Journal d’une accoucheuse – Priyamvada N. Purushotham

Dans Journal d’une accoucheuse, Priyamvada N. Purushotham nous raconte l’histoire d’une jeune femme Indienne prénommée Mrinalini, qui, alors qu’elle était enfant, lors d’un cours de sciences naturelles, a décidé qu’elle voudrait être médecin gynécologue quand elle serait grande.

jounral-dune-accoucheuseAprès des études orientées en ce sens, à Delhi puis en Angleterre, elle revient en Inde, à Madras, sa ville natale, pour accompagner et soigner les femmes de son pays. Mrinalini va alors nous parler de son métiers à travers les histoires de six femmes aux parcours et aux horizons très différents parmi lesquelles : Zubeida déjà mère de 3 petits garçons et qui rêve d’avoir une petite fille ; Megha, très entourée de sa belle-mère, qui voudrait avoir un petit garçon après avoir eu trois petites filles ; Tulsie une jeune femme qui désespère d’avoir des enfants ; ou encore Pooja enceinte de son violeur et qui ne souhaite pas garder l’enfant. Mais il n’est pas question que de ces six femmes, il est également question de la vie sentimentale de Mrinalini et de sa relation avec Sid, globe-trotter, qui lui fait tourner la tête depuis des années.

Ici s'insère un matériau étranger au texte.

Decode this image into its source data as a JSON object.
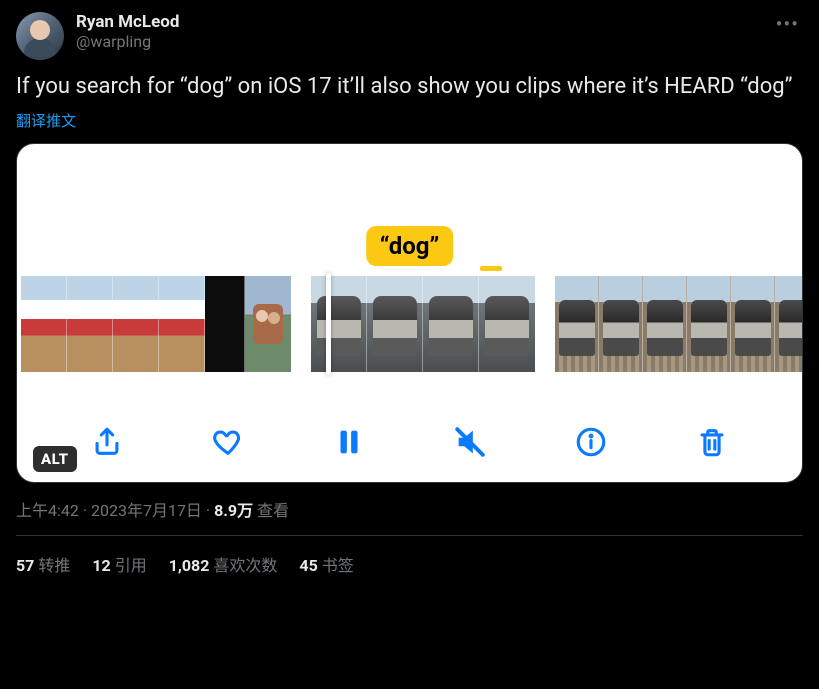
{
  "user": {
    "display_name": "Ryan McLeod",
    "handle": "@warpling"
  },
  "body": "If you search for “dog” on iOS 17 it’ll also show you clips where it’s HEARD “dog”",
  "translate_label": "翻译推文",
  "media": {
    "search_tag": "“dog”",
    "alt_badge": "ALT",
    "toolbar_icons": [
      "share-icon",
      "heart-icon",
      "pause-icon",
      "mute-icon",
      "info-icon",
      "trash-icon"
    ]
  },
  "meta": {
    "time": "上午4:42",
    "date": "2023年7月17日",
    "views_count": "8.9万",
    "views_label": "查看",
    "sep": " · "
  },
  "stats": {
    "retweets": {
      "count": "57",
      "label": "转推"
    },
    "quotes": {
      "count": "12",
      "label": "引用"
    },
    "likes": {
      "count": "1,082",
      "label": "喜欢次数"
    },
    "bookmarks": {
      "count": "45",
      "label": "书签"
    }
  }
}
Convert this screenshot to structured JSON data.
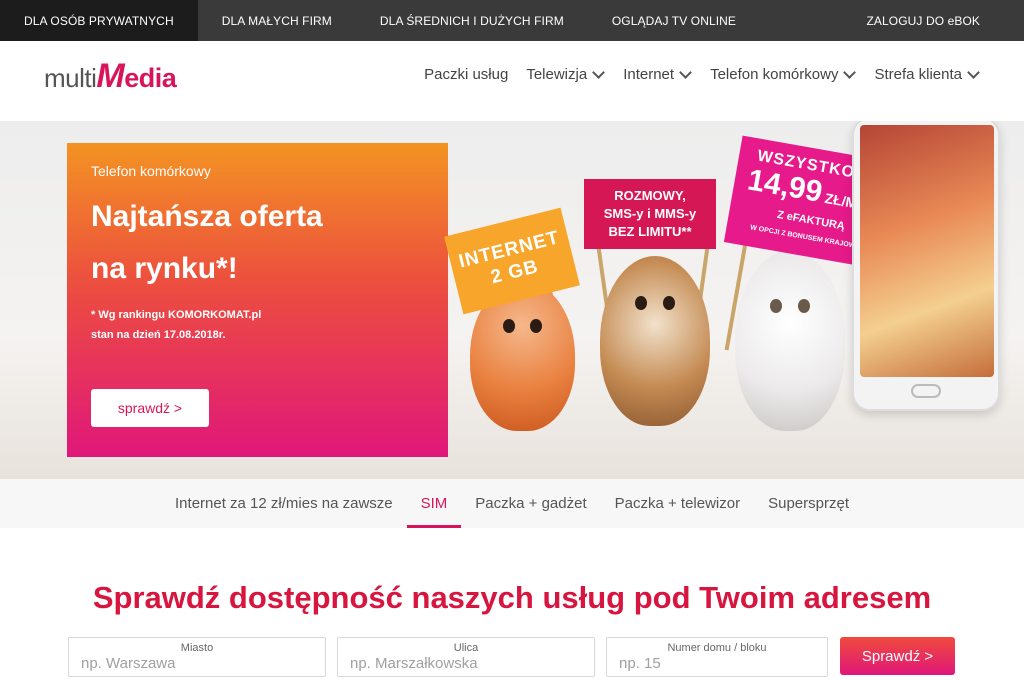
{
  "topbar": {
    "items": [
      "DLA OSÓB PRYWATNYCH",
      "DLA MAŁYCH FIRM",
      "DLA ŚREDNICH I DUŻYCH FIRM",
      "OGLĄDAJ TV ONLINE"
    ],
    "login": "ZALOGUJ DO eBOK"
  },
  "logo": {
    "multi": "multi",
    "media_m": "M",
    "media_rest": "edia"
  },
  "nav": {
    "items": [
      "Paczki usług",
      "Telewizja",
      "Internet",
      "Telefon komórkowy",
      "Strefa klienta"
    ]
  },
  "hero": {
    "eyebrow": "Telefon komórkowy",
    "headline_1": "Najtańsza oferta",
    "headline_2": "na rynku*!",
    "note_1": "* Wg rankingu KOMORKOMAT.pl",
    "note_2": "stan na dzień 17.08.2018r.",
    "cta": "sprawdź  >",
    "sign_internet_1": "INTERNET",
    "sign_internet_2": "2 GB",
    "sign_calls_1": "ROZMOWY,",
    "sign_calls_2": "SMS-y i MMS-y",
    "sign_calls_3": "BEZ LIMITU**",
    "sign_price_1": "WSZYSTKO ZA",
    "sign_price_2": "14,99",
    "sign_price_unit": " ZŁ/MIES.",
    "sign_price_3": "Z eFAKTURĄ",
    "sign_price_4": "W OPCJI Z BONUSEM KRAJOWYM"
  },
  "tabs": {
    "items": [
      "Internet za 12 zł/mies na zawsze",
      "SIM",
      "Paczka + gadżet",
      "Paczka + telewizor",
      "Supersprzęt"
    ],
    "active": "SIM"
  },
  "address": {
    "title": "Sprawdź dostępność naszych usług pod Twoim adresem",
    "city_label": "Miasto",
    "city_placeholder": "np. Warszawa",
    "street_label": "Ulica",
    "street_placeholder": "np. Marszałkowska",
    "number_label": "Numer domu / bloku",
    "number_placeholder": "np. 15",
    "submit": "Sprawdź >"
  },
  "colors": {
    "brand": "#d8155a",
    "topbar": "#3a3a3a"
  }
}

A travers l’histoire de Mrinalini et celles de ses patientes, différentes thématiques sont abordées : la place des femmes dans la société Indienne, l’adoption, l’avortement en fonction du sexe de l’enfant ou encore la stérilité. Le lecteur est plongé dans la diversité et la réalité de l’Inde contemporaine, entre traditions et influence occidentale.

J’ai aimé me plonger dans ce roman que j’ai trouvé passionnant. L’écriture simple et dynamique, mais aussi l’humour de l’auteure, ou encore les nombreuses descriptions culinaires, m’ont complétement transporté dans ce pays. J’ai été complétement happée par ces histoires, cette histoire. Et puis cette couverture, je ne sais pas vous, mais moi, je la trouve vraiment superbe !

Un mauvais garçon – Deepti Kapoor

Après Otages Intimes, Quand le diable sortit de la salle de bain, Six jours et La maladroite, quatre romans de la dernière rentrée littéraire dont je vous ai déjà parlé, c’est dans la lecture du roman indien intitulé Un mauvais garçon que je me suis lancée. J’avoue, ce qui m’a attiré en premier, c’est sa très jolie couverture, toute en couleurs, m’inspirant beaucoup de bonnes ondes. Finalement, derrière elle se cachait une histoire plutôt dramatique…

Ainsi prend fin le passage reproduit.